Gab es Anspielungen auf Situationen, die sie zusammen erlebt hatten? Schrieb sie etwas wie „Weißt du noch, als wir damals auf den Stufen des Berliner Doms gesessen haben?“ oder „Ich werde nie den verregneten Tag vergessen, an dem wir Hand in Hand am Checkpoint Charlie vorbeigegangen sind“? Beschrieb sie einen Ort, einen Menschen oder ein bestimmtes Ereignis? Zwischen all den liebevollen Worten musste irgendetwas versteckt sein, vielleicht ein Hinweis darauf, wer sie entführt hatte, oder wohin man sie gebracht hatte. Sie hatte genug Stärke besessen, um den Brief zu schreiben, also musste sie auch schlau genug gewesen sein, ihnen jetzt zu helfen, selbst wenn ihre Hilfe von jenseits des Grabes kam.
Er stopfte den Brief in die Manteltasche und schüttelte sich wieder den linken Schuh vom Fuß. Er würde drinnen weiterlesen.
Mit derselben Methode, die er auch bei dem Schloss des Briefkastens angewandt hatte, brauchte er diesmal neun Sekunden, um Metzgers Wohnungstür zu öffnen.
Konstantin schloss die Tür hinter sich.
Die Wohnung sah genauso aus, wie er sich die einer Mittelklasse-Existenz vorgestellt hatte. Der Flur diente zugleich als Bibliothek: Deckenhohe Bücherregale befanden sich an den Wänden, auf denen viele akademische Werke mit abgegriffenen Rücken standen, hier und da unterbrochen von einem Zugeständnis an die Popkultur. Ihm fiel auf, dass nur wenige Romane in den Regalen zu finden waren. Fast alle Bücher, die in der Nähe der Tür standen, befassten sich mit der byzantinischen Epoche. Auf dem Weg zum Wohnzimmer verjüngte sich der Zeitstrahl, die Bücher hier hatten fast alle das europäische Mittelalter zum Thema, was wiederum gut ins Bild passte.
Das letzte Bücherregal war gefüllt mit billigen, zerfledderten Taschenbüchern. Die Buchrücken waren mehrfach gebrochen, die Seiten hatten Eselsohren, als ob jedes von ihnen ein Dutzend Mal gelesen worden wäre. Er nahm eins davon heraus und blätterte es durch. Innen war mit Bleistift der Preis hineingeschrieben worden, daneben prangte der Stempel eines Antiquariats in der Stadt. Er wählte zufällig drei weitere Bücher aus, und auch sie trugen die Kennzeichnung des Geschäfts.

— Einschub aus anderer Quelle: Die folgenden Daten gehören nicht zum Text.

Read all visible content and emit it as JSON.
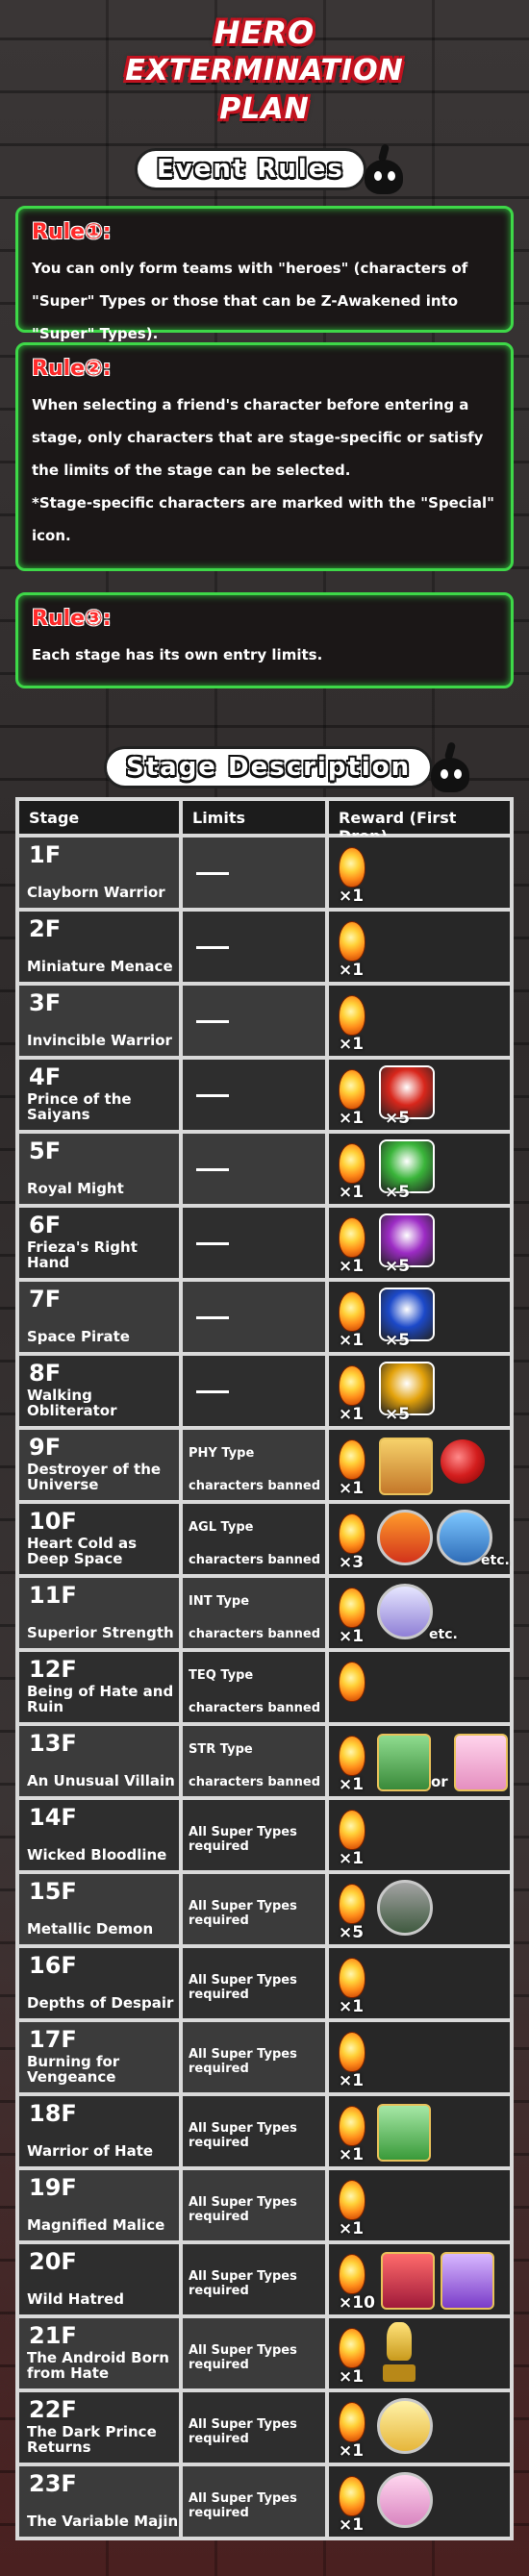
{
  "logo": {
    "line1": "HERO",
    "line2": "EXTERMINATION PLAN"
  },
  "rules_heading": "Event Rules",
  "rules": [
    {
      "title": "Rule①:",
      "text": "You can only form teams with \"heroes\" (characters of \"Super\" Types or those that can be Z-Awakened into \"Super\" Types)."
    },
    {
      "title": "Rule②:",
      "text": "When selecting a friend's character before entering a stage, only characters that are stage-specific or satisfy the limits of the stage can be selected.\n*Stage-specific characters are marked with the \"Special\" icon."
    },
    {
      "title": "Rule③:",
      "text": "Each stage has its own entry limits."
    }
  ],
  "stage_heading": "Stage Description",
  "table": {
    "headers": [
      "Stage",
      "Limits",
      "Reward (First Drop)"
    ],
    "rows": [
      {
        "floor": "1F",
        "name": "Clayborn Warrior",
        "limit": "",
        "stones": "×1",
        "extra": ""
      },
      {
        "floor": "2F",
        "name": "Miniature Menace",
        "limit": "",
        "stones": "×1",
        "extra": ""
      },
      {
        "floor": "3F",
        "name": "Invincible Warrior",
        "limit": "",
        "stones": "×1",
        "extra": ""
      },
      {
        "floor": "4F",
        "name": "Prince of the Saiyans",
        "limit": "",
        "stones": "×1",
        "extra": "medal-red",
        "extra_mult": "×5"
      },
      {
        "floor": "5F",
        "name": "Royal Might",
        "limit": "",
        "stones": "×1",
        "extra": "medal-green",
        "extra_mult": "×5"
      },
      {
        "floor": "6F",
        "name": "Frieza's Right Hand",
        "limit": "",
        "stones": "×1",
        "extra": "medal-purple",
        "extra_mult": "×5"
      },
      {
        "floor": "7F",
        "name": "Space Pirate",
        "limit": "",
        "stones": "×1",
        "extra": "medal-blue",
        "extra_mult": "×5"
      },
      {
        "floor": "8F",
        "name": "Walking Obliterator",
        "limit": "",
        "stones": "×1",
        "extra": "medal-gold",
        "extra_mult": "×5"
      },
      {
        "floor": "9F",
        "name": "Destroyer of the Universe",
        "limit": "PHY Type characters banned",
        "stones": "×1",
        "extra": "card-ball"
      },
      {
        "floor": "10F",
        "name": "Heart Cold as Deep Space",
        "limit": "AGL Type characters banned",
        "stones": "×3",
        "extra": "cards-etc",
        "etc": "etc."
      },
      {
        "floor": "11F",
        "name": "Superior Strength",
        "limit": "INT Type characters banned",
        "stones": "×1",
        "extra": "round-etc",
        "etc": "etc."
      },
      {
        "floor": "12F",
        "name": "Being of Hate and Ruin",
        "limit": "TEQ Type characters banned",
        "stones": "",
        "extra": ""
      },
      {
        "floor": "13F",
        "name": "An Unusual Villain",
        "limit": "STR Type characters banned",
        "stones": "×1",
        "extra": "card-or",
        "or": "or"
      },
      {
        "floor": "14F",
        "name": "Wicked Bloodline",
        "limit": "All Super Types required",
        "stones": "×1",
        "extra": ""
      },
      {
        "floor": "15F",
        "name": "Metallic Demon",
        "limit": "All Super Types required",
        "stones": "×5",
        "extra": "round"
      },
      {
        "floor": "16F",
        "name": "Depths of Despair",
        "limit": "All Super Types required",
        "stones": "×1",
        "extra": ""
      },
      {
        "floor": "17F",
        "name": "Burning for Vengeance",
        "limit": "All Super Types required",
        "stones": "×1",
        "extra": ""
      },
      {
        "floor": "18F",
        "name": "Warrior of Hate",
        "limit": "All Super Types required",
        "stones": "×1",
        "extra": "card-green"
      },
      {
        "floor": "19F",
        "name": "Magnified Malice",
        "limit": "All Super Types required",
        "stones": "×1",
        "extra": ""
      },
      {
        "floor": "20F",
        "name": "Wild Hatred",
        "limit": "All Super Types required",
        "stones": "×10",
        "extra": "two-cards"
      },
      {
        "floor": "21F",
        "name": "The Android Born from Hate",
        "limit": "All Super Types required",
        "stones": "×1",
        "extra": "trophy"
      },
      {
        "floor": "22F",
        "name": "The Dark Prince Returns",
        "limit": "All Super Types required",
        "stones": "×1",
        "extra": "round-gold"
      },
      {
        "floor": "23F",
        "name": "The Variable Majin",
        "limit": "All Super Types required",
        "stones": "×1",
        "extra": "round-pink"
      }
    ]
  },
  "icons": {
    "stone": "dragon-stone-icon",
    "mascot": "mascot-icon"
  }
}
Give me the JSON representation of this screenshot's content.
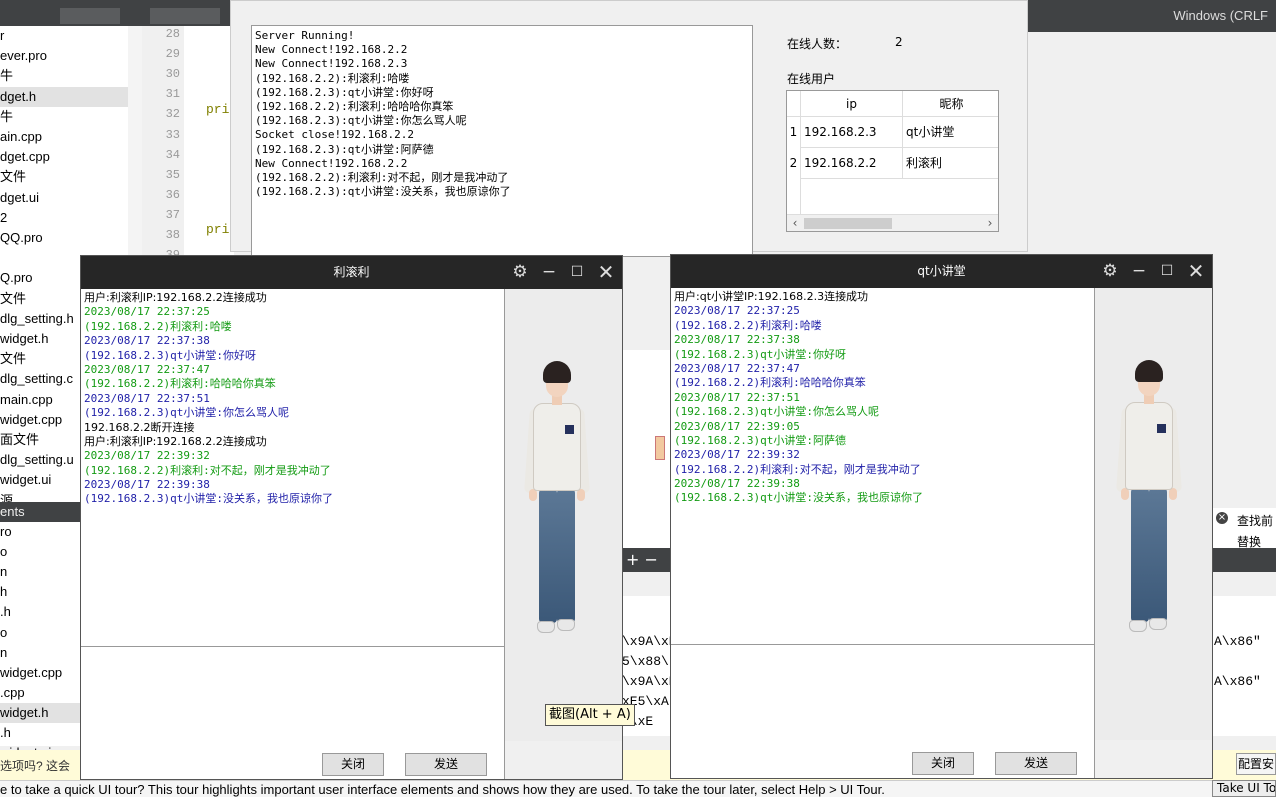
{
  "ide": {
    "encoding": "Windows (CRLF",
    "tree_items": [
      "r",
      "ever.pro",
      "牛",
      "dget.h",
      "牛",
      "ain.cpp",
      "dget.cpp",
      "文件",
      "dget.ui",
      "2",
      "QQ.pro",
      "",
      "Q.pro",
      "文件",
      "dlg_setting.h",
      "widget.h",
      "文件",
      "dlg_setting.c",
      "main.cpp",
      "widget.cpp",
      "面文件",
      "dlg_setting.u",
      "widget.ui",
      "源"
    ],
    "open_docs_header": "ents",
    "open_docs": [
      "ro",
      "o",
      "n",
      "h",
      ".h",
      "o",
      "n",
      "widget.cpp",
      ".cpp",
      "widget.h",
      ".h",
      "widget.ui"
    ],
    "line_numbers": [
      "28",
      "29",
      "30",
      "31",
      "32",
      "33",
      "34",
      "35",
      "36",
      "37",
      "38",
      "39"
    ],
    "keywords": [
      "pri",
      "pri"
    ],
    "question_text": "选项吗? 这会",
    "tour_text": "e to take a quick UI tour? This tour highlights important user interface elements and shows how they are used. To take the tour later, select Help > UI Tour.",
    "tour_button": "Take UI To",
    "config_button": "配置安",
    "find_label": "查找前",
    "replace_label": "替换",
    "mid_plus_minus": "+ −",
    "mid_code": [
      "\\x9A\\xE",
      "5\\x88\\",
      "\\x9A\\xE",
      "xE5\\xA(",
      "1\\xE"
    ],
    "right_code": [
      "A\\x86\"",
      "",
      "A\\x86\""
    ]
  },
  "server": {
    "log": [
      "Server Running!",
      "New Connect!192.168.2.2",
      "New Connect!192.168.2.3",
      "(192.168.2.2):利滚利:哈喽",
      "(192.168.2.3):qt小讲堂:你好呀",
      "(192.168.2.2):利滚利:哈哈哈你真笨",
      "(192.168.2.3):qt小讲堂:你怎么骂人呢",
      "Socket close!192.168.2.2",
      "(192.168.2.3):qt小讲堂:阿萨德",
      "New Connect!192.168.2.2",
      "(192.168.2.2):利滚利:对不起，刚才是我冲动了",
      "(192.168.2.3):qt小讲堂:没关系，我也原谅你了"
    ],
    "online_count_label": "在线人数：",
    "online_count": "2",
    "online_users_label": "在线用户",
    "table": {
      "headers": [
        "ip",
        "昵称"
      ],
      "rows": [
        {
          "num": "1",
          "ip": "192.168.2.3",
          "nick": "qt小讲堂"
        },
        {
          "num": "2",
          "ip": "192.168.2.2",
          "nick": "利滚利"
        }
      ]
    }
  },
  "chat_left": {
    "title": "利滚利",
    "messages": [
      {
        "t": "用户:利滚利IP:192.168.2.2连接成功",
        "c": "blk"
      },
      {
        "t": "2023/08/17 22:37:25",
        "c": "g"
      },
      {
        "t": "(192.168.2.2)利滚利:哈喽",
        "c": "g"
      },
      {
        "t": "2023/08/17 22:37:38",
        "c": "b"
      },
      {
        "t": "(192.168.2.3)qt小讲堂:你好呀",
        "c": "b"
      },
      {
        "t": "2023/08/17 22:37:47",
        "c": "g"
      },
      {
        "t": "(192.168.2.2)利滚利:哈哈哈你真笨",
        "c": "g"
      },
      {
        "t": "2023/08/17 22:37:51",
        "c": "b"
      },
      {
        "t": "(192.168.2.3)qt小讲堂:你怎么骂人呢",
        "c": "b"
      },
      {
        "t": "192.168.2.2断开连接",
        "c": "blk"
      },
      {
        "t": "用户:利滚利IP:192.168.2.2连接成功",
        "c": "blk"
      },
      {
        "t": "2023/08/17 22:39:32",
        "c": "g"
      },
      {
        "t": "(192.168.2.2)利滚利:对不起，刚才是我冲动了",
        "c": "g"
      },
      {
        "t": "2023/08/17 22:39:38",
        "c": "b"
      },
      {
        "t": "(192.168.2.3)qt小讲堂:没关系，我也原谅你了",
        "c": "b"
      }
    ],
    "close_label": "关闭",
    "send_label": "发送"
  },
  "chat_right": {
    "title": "qt小讲堂",
    "messages": [
      {
        "t": "用户:qt小讲堂IP:192.168.2.3连接成功",
        "c": "blk"
      },
      {
        "t": "2023/08/17 22:37:25",
        "c": "b"
      },
      {
        "t": "(192.168.2.2)利滚利:哈喽",
        "c": "b"
      },
      {
        "t": "2023/08/17 22:37:38",
        "c": "g"
      },
      {
        "t": "(192.168.2.3)qt小讲堂:你好呀",
        "c": "g"
      },
      {
        "t": "2023/08/17 22:37:47",
        "c": "b"
      },
      {
        "t": "(192.168.2.2)利滚利:哈哈哈你真笨",
        "c": "b"
      },
      {
        "t": "2023/08/17 22:37:51",
        "c": "g"
      },
      {
        "t": "(192.168.2.3)qt小讲堂:你怎么骂人呢",
        "c": "g"
      },
      {
        "t": "2023/08/17 22:39:05",
        "c": "g"
      },
      {
        "t": "(192.168.2.3)qt小讲堂:阿萨德",
        "c": "g"
      },
      {
        "t": "2023/08/17 22:39:32",
        "c": "b"
      },
      {
        "t": "(192.168.2.2)利滚利:对不起，刚才是我冲动了",
        "c": "b"
      },
      {
        "t": "2023/08/17 22:39:38",
        "c": "g"
      },
      {
        "t": "(192.168.2.3)qt小讲堂:没关系，我也原谅你了",
        "c": "g"
      }
    ],
    "close_label": "关闭",
    "send_label": "发送"
  },
  "tooltip": "截图(Alt + A)",
  "colors": {
    "self_msg": "#139b13",
    "other_msg": "#1f1fa8",
    "titlebar": "#262626"
  }
}
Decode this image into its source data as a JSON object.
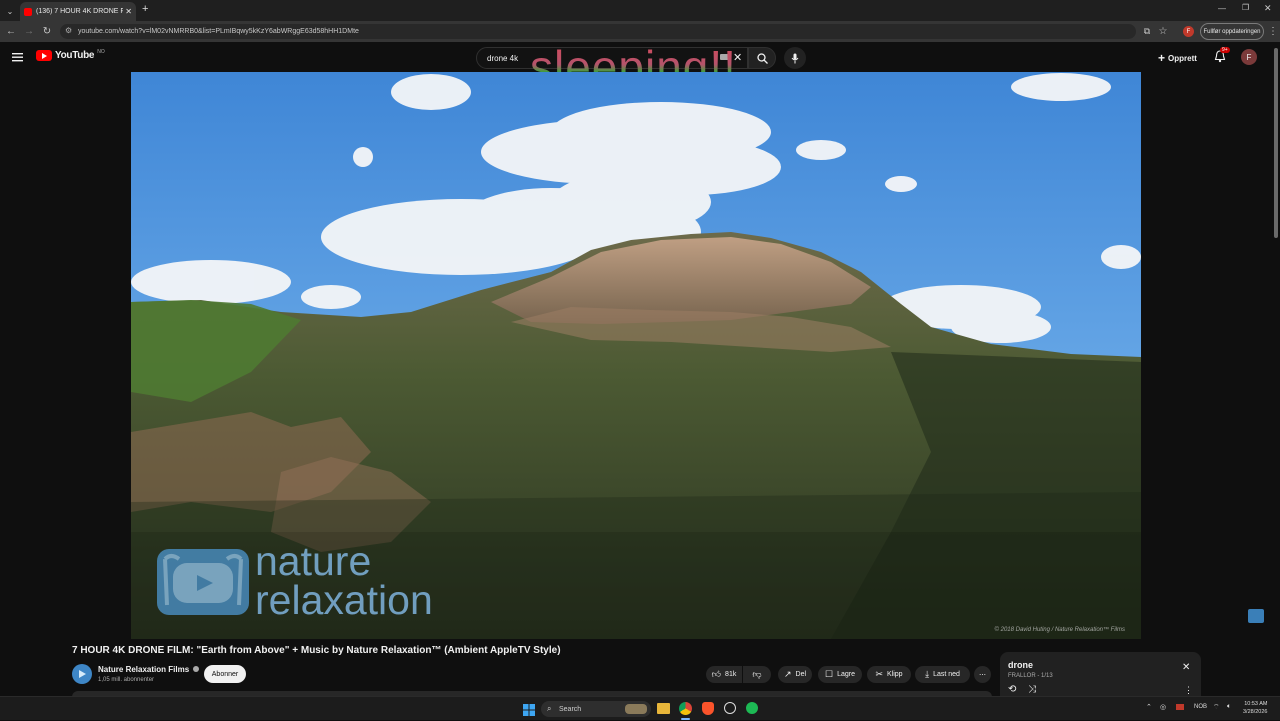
{
  "browser": {
    "tab_title": "(136) 7 HOUR 4K DRONE FILM",
    "url": "youtube.com/watch?v=lM02vNMRRB0&list=PLmIBqwy5kKzY6abWRggE63d58hHH1DMte",
    "update_button": "Fullfør oppdateringen",
    "profile_initial": "F"
  },
  "youtube": {
    "logo_text": "YouTube",
    "region": "NO",
    "search_value": "drone 4k",
    "overlay_text": "sleeping!!",
    "create_label": "Opprett",
    "notifications_badge": "9+",
    "avatar_initial": "F"
  },
  "video": {
    "watermark_line1": "nature",
    "watermark_line2": "relaxation",
    "copyright": "© 2018 David Huting / Nature Relaxation™ Films",
    "title": "7 HOUR 4K DRONE FILM: \"Earth from Above\" + Music by Nature Relaxation™ (Ambient AppleTV Style)"
  },
  "channel": {
    "name": "Nature Relaxation Films",
    "subscribers": "1,05 mill. abonnenter",
    "subscribe_label": "Abonner"
  },
  "actions": {
    "likes": "81k",
    "share": "Del",
    "save": "Lagre",
    "clip": "Klipp",
    "download": "Last ned"
  },
  "playlist": {
    "title": "drone",
    "subtitle": "FRALLOR - 1/13"
  },
  "taskbar": {
    "search_label": "Search",
    "lang": "NOB",
    "time": "10:53 AM",
    "date": "3/28/2026"
  },
  "colors": {
    "yt_red": "#ff0000",
    "overlay_red": "#d84a5a",
    "overlay_green": "#3aa03a"
  }
}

Auf dem obersten Brett des Bücherregals stand ein kleiner, tragbarer Fernseher, der mindestens zwanzig Jahre alt sein musste. Nach dem Aufstellungsort des Geräts zu schließen, wurde es so gut wie nie benutzt; es war zweifelhaft, ob es überhaupt funktionierte. Konstantin vermutete, dass die zerlesenen Taschenbücher Metzgers Ersatz für das Fernsehen gewesen waren. Ähnlich wie die Russen pflegten auch die Deutschen ihre Muttersprache fast schon mit Besessenheit, sie synchronisierten sogar die endlosen Wiederholungen der amerikanischen Sitcoms. Für einen Engländer, der wahrscheinlich glaubte, dass die Welt sich um seine Muttersprache drehte, musste das fast einem Kulturschock gleichkommen. Konstantin stellte das Buch zurück.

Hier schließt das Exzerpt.